Re:Access, money, etiquette and common sense
« Reply #146 on: July 28, 2006, 05:34:50 PM »
I hosted many GCAers during my years at Lake Merced, some on multiple occasions, and, except in one isolated instance, never asked anyone to pay a greens fee or any other cost of playing golf that day.

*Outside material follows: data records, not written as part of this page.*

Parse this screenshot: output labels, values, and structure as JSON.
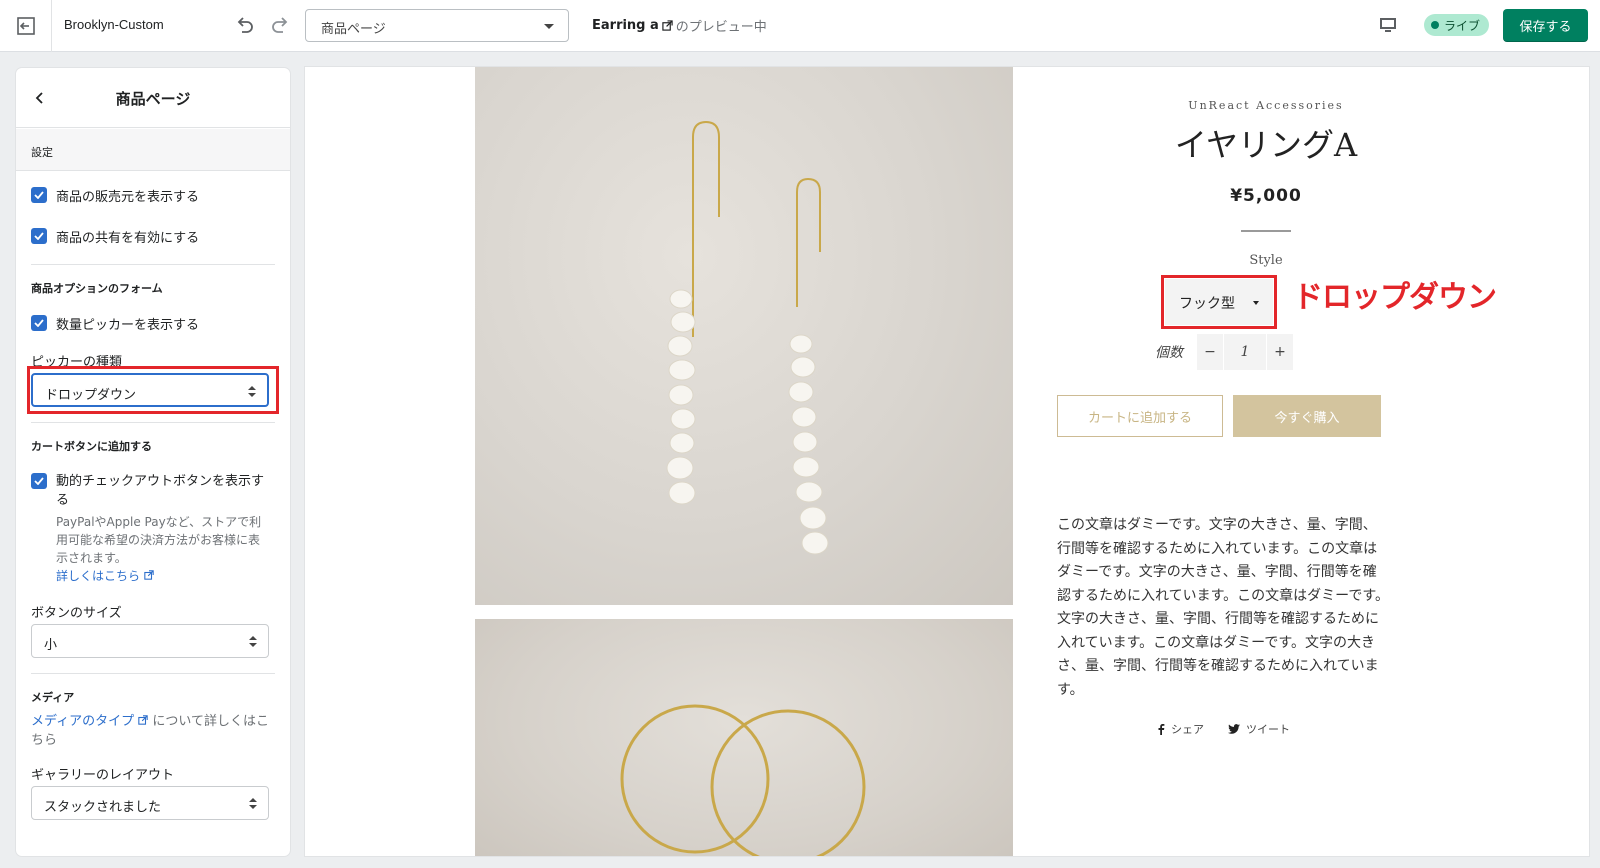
{
  "topbar": {
    "theme_name": "Brooklyn-Custom",
    "page_select_value": "商品ページ",
    "preview_product": "Earring a",
    "preview_suffix": "のプレビュー中",
    "live_label": "ライブ",
    "save_label": "保存する"
  },
  "sidebar": {
    "title": "商品ページ",
    "settings_section": "設定",
    "checkbox_vendor": "商品の販売元を表示する",
    "checkbox_share": "商品の共有を有効にする",
    "option_form_heading": "商品オプションのフォーム",
    "checkbox_qty": "数量ピッカーを表示する",
    "picker_type_label": "ピッカーの種類",
    "picker_type_value": "ドロップダウン",
    "cart_button_heading": "カートボタンに追加する",
    "checkbox_dynamic": "動的チェックアウトボタンを表示する",
    "dynamic_help": "PayPalやApple Payなど、ストアで利用可能な希望の決済方法がお客様に表示されます。",
    "dynamic_link": "詳しくはこちら",
    "button_size_label": "ボタンのサイズ",
    "button_size_value": "小",
    "media_heading": "メディア",
    "media_link": "メディアのタイプ",
    "media_link_suffix": "について詳しくはこちら",
    "gallery_layout_label": "ギャラリーのレイアウト",
    "gallery_layout_value": "スタックされました"
  },
  "preview": {
    "brand": "UnReact Accessories",
    "title": "イヤリングA",
    "price": "¥5,000",
    "style_label": "Style",
    "variant_value": "フック型",
    "annotation": "ドロップダウン",
    "qty_label": "個数",
    "qty_minus": "−",
    "qty_value": "1",
    "qty_plus": "+",
    "add_to_cart": "カートに追加する",
    "buy_now": "今すぐ購入",
    "description": "この文章はダミーです。文字の大きさ、量、字間、行間等を確認するために入れています。この文章はダミーです。文字の大きさ、量、字間、行間等を確認するために入れています。この文章はダミーです。文字の大きさ、量、字間、行間等を確認するために入れています。この文章はダミーです。文字の大きさ、量、字間、行間等を確認するために入れています。",
    "share_label": "シェア",
    "tweet_label": "ツイート"
  },
  "colors": {
    "save_green": "#008060",
    "live_badge": "#aee9d1",
    "checkbox_blue": "#2c6ecb",
    "annotation_red": "#e3262a",
    "buy_button": "#d3c49e"
  },
  "icons": [
    "exit-icon",
    "undo-icon",
    "redo-icon",
    "chevron-down-icon",
    "external-link-icon",
    "desktop-icon",
    "back-chevron-icon",
    "checkmark-icon",
    "select-arrows-icon",
    "facebook-icon",
    "twitter-icon"
  ]
}
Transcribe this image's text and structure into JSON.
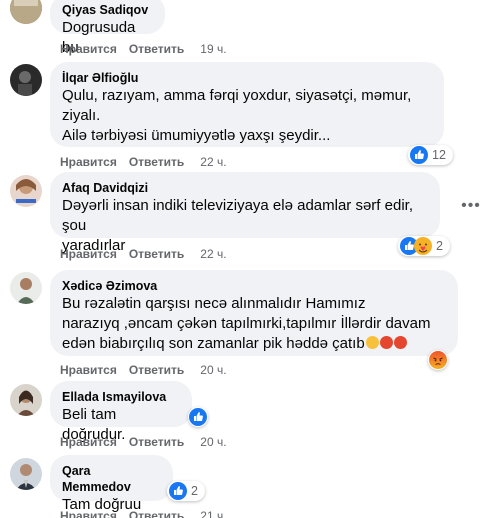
{
  "comments": [
    {
      "author": "Qiyas Sadiqov",
      "lines": [
        "Dogrusuda bu"
      ],
      "like": "Нравится",
      "reply": "Ответить",
      "time": "19 ч."
    },
    {
      "author": "İlqar Əlfioğlu",
      "lines": [
        "Qulu, razıyam, amma fərqi yoxdur, siyasətçi, məmur,",
        "ziyalı.",
        "Ailə tərbiyəsi ümumiyyətlə yaxşı şeydir..."
      ],
      "like": "Нравится",
      "reply": "Ответить",
      "time": "22 ч.",
      "reaction_count": "12"
    },
    {
      "author": "Afaq Davidqizi",
      "lines": [
        "Dəyərli insan indiki televiziyaya elə adamlar sərf edir, şou",
        "yaradırlar"
      ],
      "like": "Нравится",
      "reply": "Ответить",
      "time": "22 ч.",
      "reaction_count": "2"
    },
    {
      "author": "Xədicə Əzimova",
      "lines": [
        "Bu rəzalətin qarşısı necə alınmalıdır Hamımız",
        "narazıyq ,əncam çəkən tapılmırki,tapılmır İllərdir davam",
        "edən biabırçılıq son zamanlar pik həddə çatıb"
      ],
      "like": "Нравится",
      "reply": "Ответить",
      "time": "20 ч."
    },
    {
      "author": "Ellada Ismayilova",
      "lines": [
        "Beli tam doğrudur."
      ],
      "like": "Нравится",
      "reply": "Ответить",
      "time": "20 ч."
    },
    {
      "author": "Qara Memmedov",
      "lines": [
        "Tam doğruu"
      ],
      "like": "Нравится",
      "reply": "Ответить",
      "time": "21 ч.",
      "reaction_count": "2"
    }
  ],
  "colors": {
    "bubble": "#f0f2f5",
    "like_blue": "#1877f2",
    "angry_orange": "#f0522b",
    "meta_gray": "#65676b"
  },
  "icons": [
    "like-icon",
    "care-icon",
    "angry-icon",
    "more-options-icon"
  ]
}
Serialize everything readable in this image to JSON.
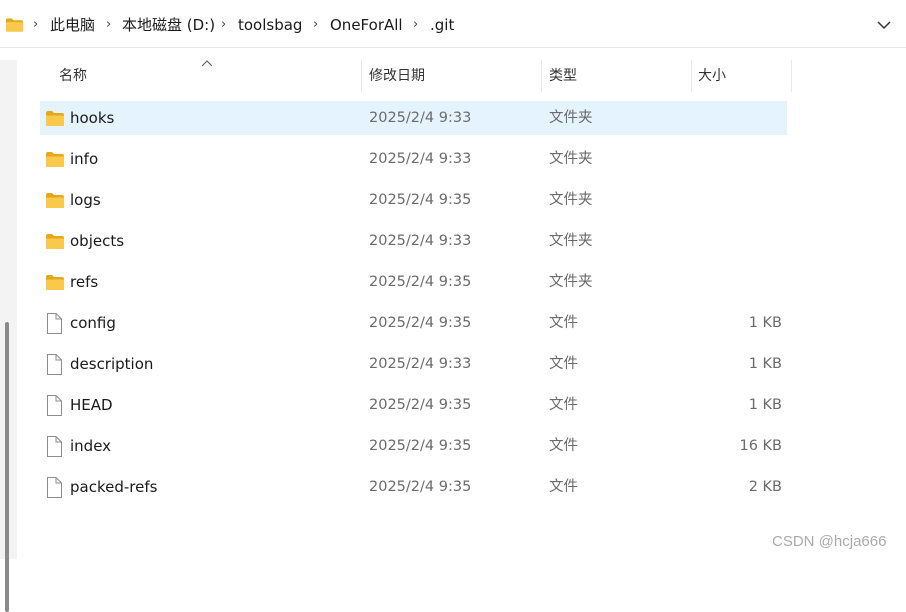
{
  "breadcrumb": {
    "items": [
      "此电脑",
      "本地磁盘 (D:)",
      "toolsbag",
      "OneForAll",
      ".git"
    ],
    "separator": "›"
  },
  "columns": {
    "name": "名称",
    "modified": "修改日期",
    "type": "类型",
    "size": "大小"
  },
  "files": [
    {
      "name": "hooks",
      "modified": "2025/2/4 9:33",
      "type": "文件夹",
      "size": "",
      "kind": "folder",
      "selected": true
    },
    {
      "name": "info",
      "modified": "2025/2/4 9:33",
      "type": "文件夹",
      "size": "",
      "kind": "folder"
    },
    {
      "name": "logs",
      "modified": "2025/2/4 9:35",
      "type": "文件夹",
      "size": "",
      "kind": "folder"
    },
    {
      "name": "objects",
      "modified": "2025/2/4 9:33",
      "type": "文件夹",
      "size": "",
      "kind": "folder"
    },
    {
      "name": "refs",
      "modified": "2025/2/4 9:35",
      "type": "文件夹",
      "size": "",
      "kind": "folder"
    },
    {
      "name": "config",
      "modified": "2025/2/4 9:35",
      "type": "文件",
      "size": "1 KB",
      "kind": "file"
    },
    {
      "name": "description",
      "modified": "2025/2/4 9:33",
      "type": "文件",
      "size": "1 KB",
      "kind": "file"
    },
    {
      "name": "HEAD",
      "modified": "2025/2/4 9:35",
      "type": "文件",
      "size": "1 KB",
      "kind": "file"
    },
    {
      "name": "index",
      "modified": "2025/2/4 9:35",
      "type": "文件",
      "size": "16 KB",
      "kind": "file"
    },
    {
      "name": "packed-refs",
      "modified": "2025/2/4 9:35",
      "type": "文件",
      "size": "2 KB",
      "kind": "file"
    }
  ],
  "watermark": "CSDN @hcja666",
  "colors": {
    "folder": "#f8c94a",
    "selected_row": "#e5f3ff"
  },
  "icons": {
    "folder": "folder-icon",
    "file": "file-icon",
    "dropdown": "chevron-down-icon",
    "sort": "sort-ascending-icon"
  }
}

I've had a few reciprocations over the years, certainly not nearly as many as those I have hosted, but overall I would not change the way I approached it and treasure several non-hosted experiences that have come my way through my friendships at GCA.

Tom Huckaby

Re:Access, money, etiquette and common sense
« Reply #147 on: July 28, 2006, 05:39:25 PM »
Hi Mike!

As a recipient of your gracious hospitality many times, let me again say THANKS!  You were, are, and remain a very good egg.  

And you bring up a very good point.  I've said it many times, but the friendships one makes through this site and its predecessors are really the most incredible part of this phenomenon.  I'm proud to consider Mike and many other regulars here as friends, none having disowned me yet even considering my status as America's Guest.

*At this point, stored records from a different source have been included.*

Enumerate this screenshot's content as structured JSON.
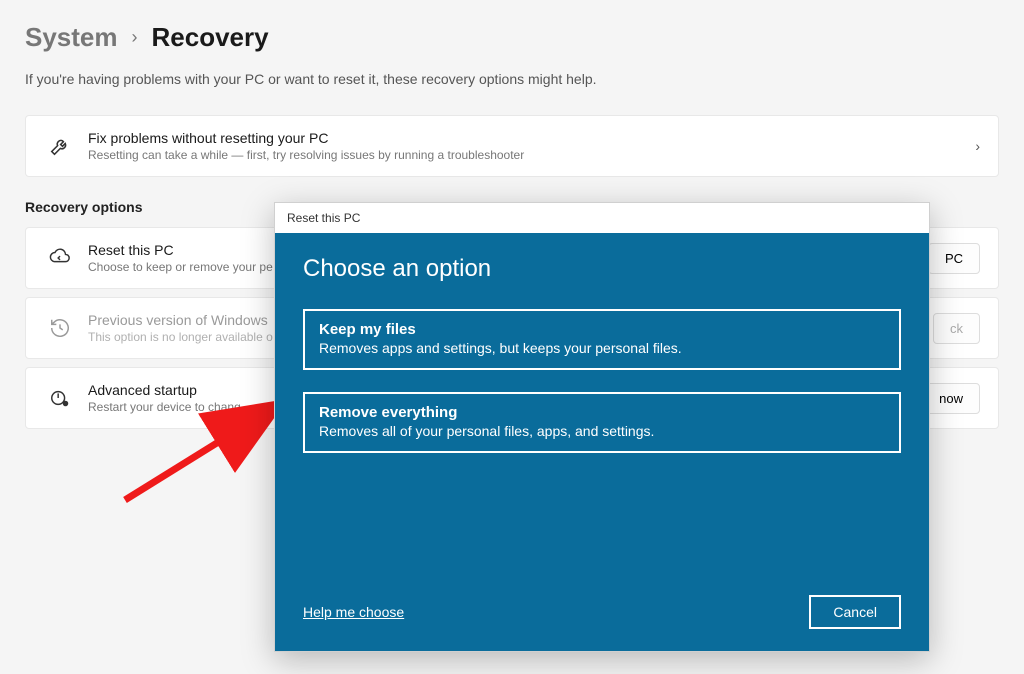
{
  "breadcrumb": {
    "parent": "System",
    "separator": "›",
    "current": "Recovery"
  },
  "subtitle": "If you're having problems with your PC or want to reset it, these recovery options might help.",
  "fix_card": {
    "title": "Fix problems without resetting your PC",
    "desc": "Resetting can take a while — first, try resolving issues by running a troubleshooter"
  },
  "section_title": "Recovery options",
  "reset_card": {
    "title": "Reset this PC",
    "desc": "Choose to keep or remove your pe",
    "button": "PC"
  },
  "previous_card": {
    "title": "Previous version of Windows",
    "desc": "This option is no longer available o",
    "button": "ck"
  },
  "advanced_card": {
    "title": "Advanced startup",
    "desc": "Restart your device to chang",
    "button": "now"
  },
  "dialog": {
    "head": "Reset this PC",
    "title": "Choose an option",
    "options": [
      {
        "title": "Keep my files",
        "desc": "Removes apps and settings, but keeps your personal files."
      },
      {
        "title": "Remove everything",
        "desc": "Removes all of your personal files, apps, and settings."
      }
    ],
    "help": "Help me choose",
    "cancel": "Cancel"
  }
}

Some day I'm gonna be America's Host... I swear!


Wayne Wiggins, Jr.

  • Karma: +0/-0
Re:
« Reply #148 on: July 28, 2006, 05:53:44 PM »
Quote from:  link=board=1;threadid=24814;start=150#msg459331 date=

Quote

Is there a plaque to commemorate the occasion?

Bob_Huntley

  • Karma: +0/-0
Re:Access, money, etiquette and common sense
« Reply #149 on: July 28, 2006, 06:39:14 PM »
I hosted many GCAers during my years at Lake Merced, some on multiple occasions, and, except in one isolated instance, never asked anyone to pay a greens fee or any other cost of playing golf that day.

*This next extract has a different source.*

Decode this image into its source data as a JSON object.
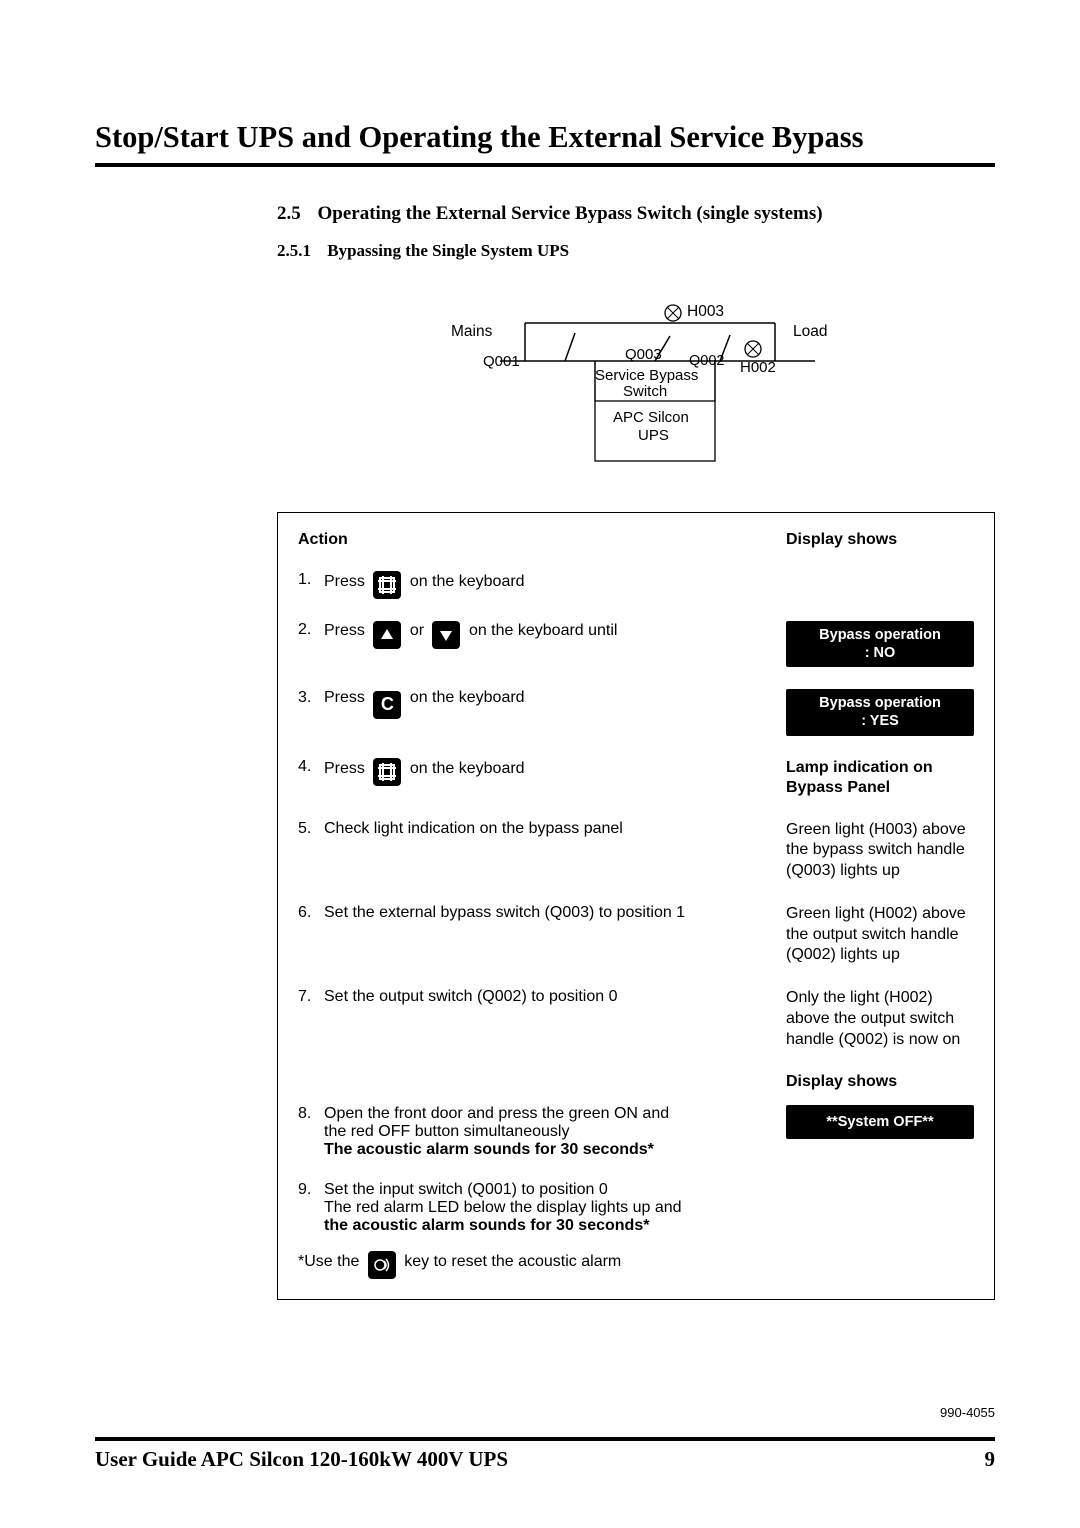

I've had a few reciprocations over the years, certainly not nearly as many as those I have hosted, but overall I would not change the way I approached it and treasure several non-hosted experiences that have come my way through my friendships at GCA.


Mike,

You are a good egg, but when you write you have had many GCA'ers as guests, is that 5, 10, 20 or what? For a goodly number of years I always hosted a first time guest, however, when my accountant pointed out a few short years ago that I had entertained something like a hundred golfers over a twelve month period, I changed my policy.

Obviously these were not all GCA'ers as I have visitors from the UK, Australia and South Africa but it seems when it comes to golf in America, all roads lead to Pebble Beach.